刀已出鞘,弓已拉满,冰冷的杀意如同实质,将满屋帮派头目牢牢钉在原位,连呼吸都凝滞成霜。
黑虎堂的帮中,虽然拿刀而对,但都敢轻举妄动!
孙云与赵无缺并肩踏入厅堂,身后跟着黑压压的执法队。
他们没有看那些惊骇欲绝的头目,甚至没有看地上那五颗人头,只是沉默地分列两侧,让出一条直通长桌另一端主位的通路。
短暂的死寂后——
“何方宵小,胆敢在黑虎堂放肆!”
铁斧刘猛最先从惊骇中挣脱,满脸横肉因愤怒而扭曲,抄起那把乌沉沉的大板斧,对着赵无缺怒目咆哮!
“刘猛!坐下!”
方十厉声喝止,声音里带着从未有过的惊悸。
他看清楚了。
那些迅速控制全场的甲士,步伐严整,眼神沉冷,身上那股历经百战、见惯生死的煞气,绝非寻常护院打手可比。
而眼前这位锦衣劲装的少年公子,虽未发一言,周身气度却矜贵内敛,绝非市井之人。
他方十能在京城地下盘踞数十年不倒,靠的绝不仅是心狠手辣,更是那双识人的眼睛——什么人能惹,什么人要躲,他比谁都清楚。
此刻,他心底警钟狂鸣。
但表面功夫不能丢。
他深吸一口气,硬生生将惊惧压进胸腔最深处,脸上堆起恰到好处的、谦卑而恭谨的笑容,对赵无缺深深一揖:
“这位公子,敢问尊驾如何称呼?可是……与鄙堂有些误会?”
姿态放得极低,声音甚至带着一丝谄媚。
赵无缺甚至没有看他一眼。
他径自走到长桌另一端,亲手将那张空置的太师椅摆正,拂了拂并不存在的灰尘,然后才抬眼,淡淡一笑:
“呵呵,十爷。”
他将“十爷”二字咬得极轻,却字字清晰,带着毫不掩饰的讥诮。
“您拜错神了,本公子只是个马前卒,当不起您这大礼。”
他侧身,看向门外:
“孙云,请殿下进来。”
“是。

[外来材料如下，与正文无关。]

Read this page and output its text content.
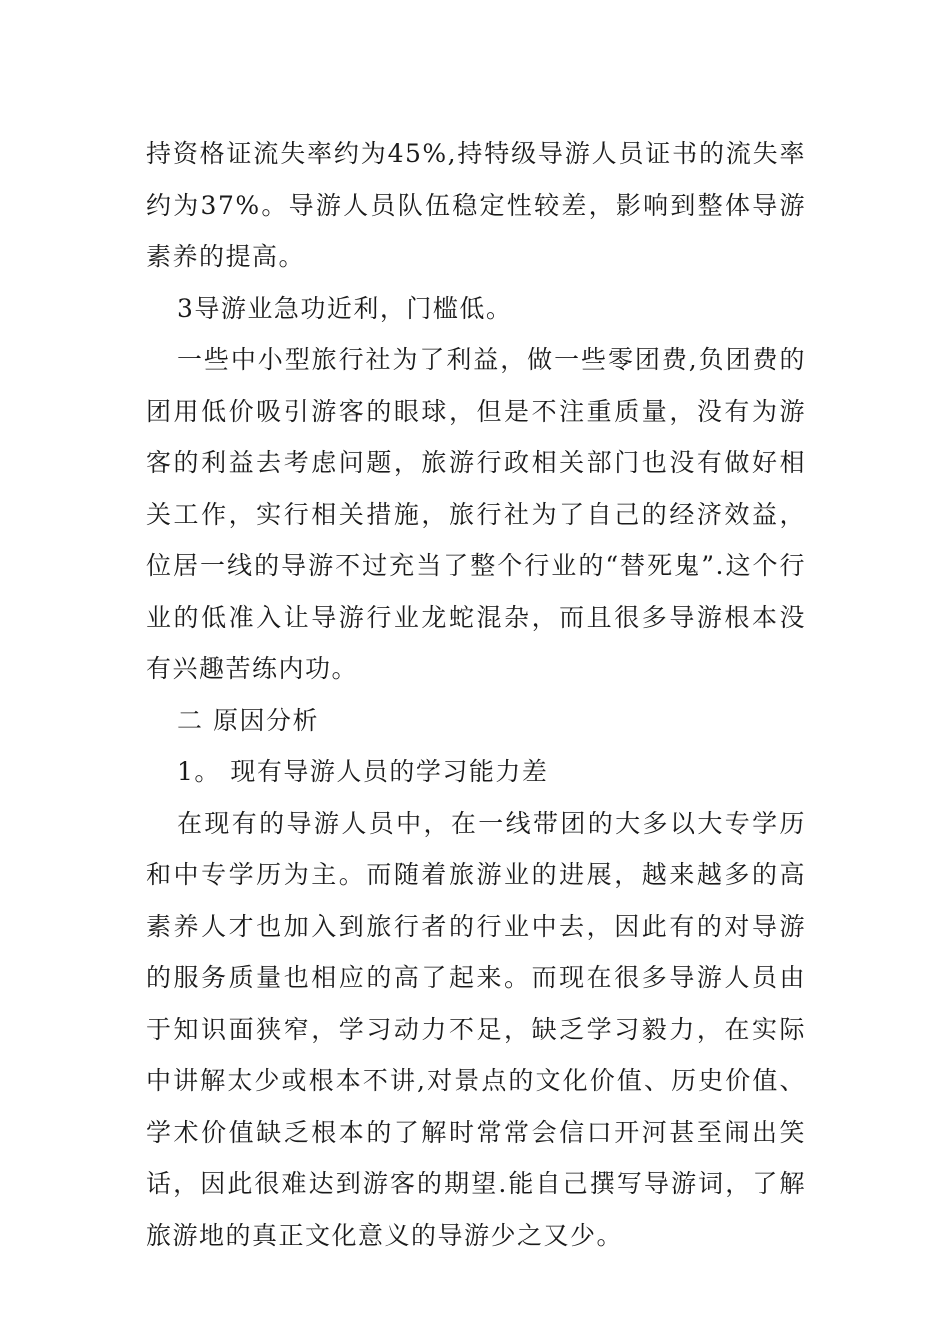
持资格证流失率约为45%,持特级导游人员证书的流失率约为37%。导游人员队伍稳定性较差，影响到整体导游素养的提高。

3导游业急功近利，门槛低。

一些中小型旅行社为了利益，做一些零团费,负团费的团用低价吸引游客的眼球，但是不注重质量，没有为游客的利益去考虑问题，旅游行政相关部门也没有做好相关工作，实行相关措施，旅行社为了自己的经济效益，位居一线的导游不过充当了整个行业的“替死鬼”.这个行业的低准入让导游行业龙蛇混杂，而且很多导游根本没有兴趣苦练内功。

二 原因分析

1。 现有导游人员的学习能力差

在现有的导游人员中，在一线带团的大多以大专学历和中专学历为主。而随着旅游业的进展，越来越多的高素养人才也加入到旅行者的行业中去，因此有的对导游的服务质量也相应的高了起来。而现在很多导游人员由于知识面狭窄，学习动力不足，缺乏学习毅力，在实际中讲解太少或根本不讲,对景点的文化价值、历史价值、学术价值缺乏根本的了解时常常会信口开河甚至闹出笑话，因此很难达到游客的期望.能自己撰写导游词，了解旅游地的真正文化意义的导游少之又少。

”
孙云转身大步离去。
厅堂内更静了,静得能听见火把燃烧的哔剥声,和某些人骤然加剧的心跳。
殿下。
这两个字如同一记闷锤,狠狠砸在每一个帮派头目心口。
片刻后,一道玄青身影,踏着满地的碎木与尚未干涸的血迹,不疾不徐地走了进来。
没有甲胄,没有扈从如云,甚至没有佩刀,只是一袭寻常的玄青色常服,腰间悬着块羊脂玉,步履从容,面色平静。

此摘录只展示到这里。